De haat tegen Joden wordt in Frankrijk alledaags

In Frankrijk leven Joden „in angst”. Het aantal antisemitische incidenten groeit sterk. Le Pen sr. bedrijft er politiek mee. Cabaretier Dieudonné blijft provoceren met zijn haatgrappen. „Zes miljoen!”

In cabaretier Dieudonné komt Jean-Marie Le Pens archaïsche antisemitisme samen met dat van jonge moslims.
In cabaretier Dieudonné komt Jean-Marie Le Pens archaïsche antisemitisme samen met dat van jonge moslims. foto epa

Al een uur voor aanvang van de voorstelling staan de eerste belangstellenden in de rij. Veertig euro hebben ze betaald om in het Théâtre de la Main d’Or, even achter Bastille, Dieudonné M’bala M’bala in actie te zien. De cabaretier, vooral populair onder jongeren uit de banlieue, wordt „verkeerd begrepen”, zegt de een. Hij „klaagt het systeem aan”, zegt de ander. Maar voor antiracismeorganisaties is hij een symptoom van het alledaags antisemitisme dat de Joodse gemeenschap in Frankrijk dezer dagen in zijn greep heeft.

Le Mur heette zijn voorstelling die in januari door de hoogste Franse rechtbank verboden werd. Dieudonné wenste daarin onder andere de Joodse radiopresentator Patrick Cohen een gaskamer toe. De show kreeg een nieuwe naam: Asu Zoa, ‘het gezicht van de olifant’ in de taal van zijn Kameroense vader. De scènes die tot problemen leidden werden aangepast, en de tournee ging verder alsof er niets gebeurd was. Overal in Frankrijk stond Dieudonné de laatste maanden voor volle zalen en in de weekends trad hij op in Parijs, hier in zijn eigen smoezelige theatertje.
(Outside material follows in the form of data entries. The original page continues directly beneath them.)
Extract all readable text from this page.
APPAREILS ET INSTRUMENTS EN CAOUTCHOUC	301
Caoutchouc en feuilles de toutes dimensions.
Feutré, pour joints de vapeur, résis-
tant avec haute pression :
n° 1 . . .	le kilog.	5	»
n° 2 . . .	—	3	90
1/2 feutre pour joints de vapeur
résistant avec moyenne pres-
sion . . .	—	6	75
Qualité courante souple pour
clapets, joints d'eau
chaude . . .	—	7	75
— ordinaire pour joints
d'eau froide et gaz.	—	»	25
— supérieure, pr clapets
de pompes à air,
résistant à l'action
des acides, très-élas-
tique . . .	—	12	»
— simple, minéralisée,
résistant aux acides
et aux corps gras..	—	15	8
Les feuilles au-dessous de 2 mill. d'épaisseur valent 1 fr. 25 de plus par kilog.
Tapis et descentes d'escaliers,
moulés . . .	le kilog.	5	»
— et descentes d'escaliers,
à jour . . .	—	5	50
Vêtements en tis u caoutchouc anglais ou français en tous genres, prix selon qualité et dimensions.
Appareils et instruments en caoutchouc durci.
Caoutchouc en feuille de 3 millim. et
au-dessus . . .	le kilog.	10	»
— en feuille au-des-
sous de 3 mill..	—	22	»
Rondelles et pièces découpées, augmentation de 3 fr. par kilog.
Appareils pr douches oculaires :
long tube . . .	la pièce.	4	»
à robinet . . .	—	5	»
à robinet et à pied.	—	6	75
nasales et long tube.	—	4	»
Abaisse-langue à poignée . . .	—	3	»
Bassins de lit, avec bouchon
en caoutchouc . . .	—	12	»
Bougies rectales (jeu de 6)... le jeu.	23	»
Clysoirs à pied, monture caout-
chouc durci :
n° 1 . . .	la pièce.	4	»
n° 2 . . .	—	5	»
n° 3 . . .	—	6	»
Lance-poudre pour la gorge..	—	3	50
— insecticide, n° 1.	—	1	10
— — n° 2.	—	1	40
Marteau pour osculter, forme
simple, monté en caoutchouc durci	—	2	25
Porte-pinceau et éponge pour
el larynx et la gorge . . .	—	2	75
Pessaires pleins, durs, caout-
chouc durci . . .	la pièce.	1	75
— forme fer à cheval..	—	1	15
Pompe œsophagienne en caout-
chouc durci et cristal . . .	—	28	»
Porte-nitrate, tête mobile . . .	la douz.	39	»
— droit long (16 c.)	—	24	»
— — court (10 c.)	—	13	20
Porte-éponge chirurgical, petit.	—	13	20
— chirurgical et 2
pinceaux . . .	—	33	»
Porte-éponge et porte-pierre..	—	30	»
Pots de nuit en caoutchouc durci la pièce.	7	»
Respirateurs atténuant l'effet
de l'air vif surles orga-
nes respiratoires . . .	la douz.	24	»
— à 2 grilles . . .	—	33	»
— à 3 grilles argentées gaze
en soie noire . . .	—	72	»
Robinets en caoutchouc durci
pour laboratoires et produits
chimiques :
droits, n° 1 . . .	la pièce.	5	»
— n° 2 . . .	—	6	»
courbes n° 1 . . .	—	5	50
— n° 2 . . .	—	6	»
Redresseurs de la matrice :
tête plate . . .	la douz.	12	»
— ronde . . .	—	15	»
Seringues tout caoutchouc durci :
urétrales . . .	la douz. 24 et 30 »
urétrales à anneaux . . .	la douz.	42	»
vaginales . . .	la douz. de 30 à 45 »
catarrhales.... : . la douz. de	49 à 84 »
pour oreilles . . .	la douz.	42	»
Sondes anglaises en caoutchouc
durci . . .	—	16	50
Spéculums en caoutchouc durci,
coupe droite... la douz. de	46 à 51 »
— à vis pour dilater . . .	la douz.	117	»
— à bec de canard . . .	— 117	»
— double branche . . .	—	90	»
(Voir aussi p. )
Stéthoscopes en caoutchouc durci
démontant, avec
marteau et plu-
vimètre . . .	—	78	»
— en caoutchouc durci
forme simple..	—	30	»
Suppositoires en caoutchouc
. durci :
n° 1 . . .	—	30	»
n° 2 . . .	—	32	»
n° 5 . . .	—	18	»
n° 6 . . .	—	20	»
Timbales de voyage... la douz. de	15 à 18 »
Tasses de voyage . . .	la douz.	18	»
„Onderzoekers en politici begrijpen niet wat u hier te zoeken heeft”, glimlacht hij vanaf het podium na een joelende ovatie. Het enige decorstuk van de verboden voorstelling, een bordkartonnen muur, is gewoon blijven staan. „Ik ben het kwaad in persoon”, vervolgt hij. De cabaretier maakt een besmuikte quenelle, het armgebaar dat via voetballer Nicolas Anelka wereldberoemd werd en volgens critici nogal op een nazigroet lijkt. „Je kunt niet voor zichtig genoeg zijn”, grapt hij. De zaal doet hem ostentatief na, lacht en fluit.

In hoog tempo passeert een stoet aan typetjes de revue, te beginnen met ‘Guillaume de neonazi’. Die legt uit dat nazi’s geen problemen met zwarten hebben. Nooit gehad ook. „Neem de sprinter Jesse Owens, die goud won in 1936 in Berlijn. ‘Niet Hitler maar Roosevelt keek bij terugkomst in Amerika op me neer’, zei hij”.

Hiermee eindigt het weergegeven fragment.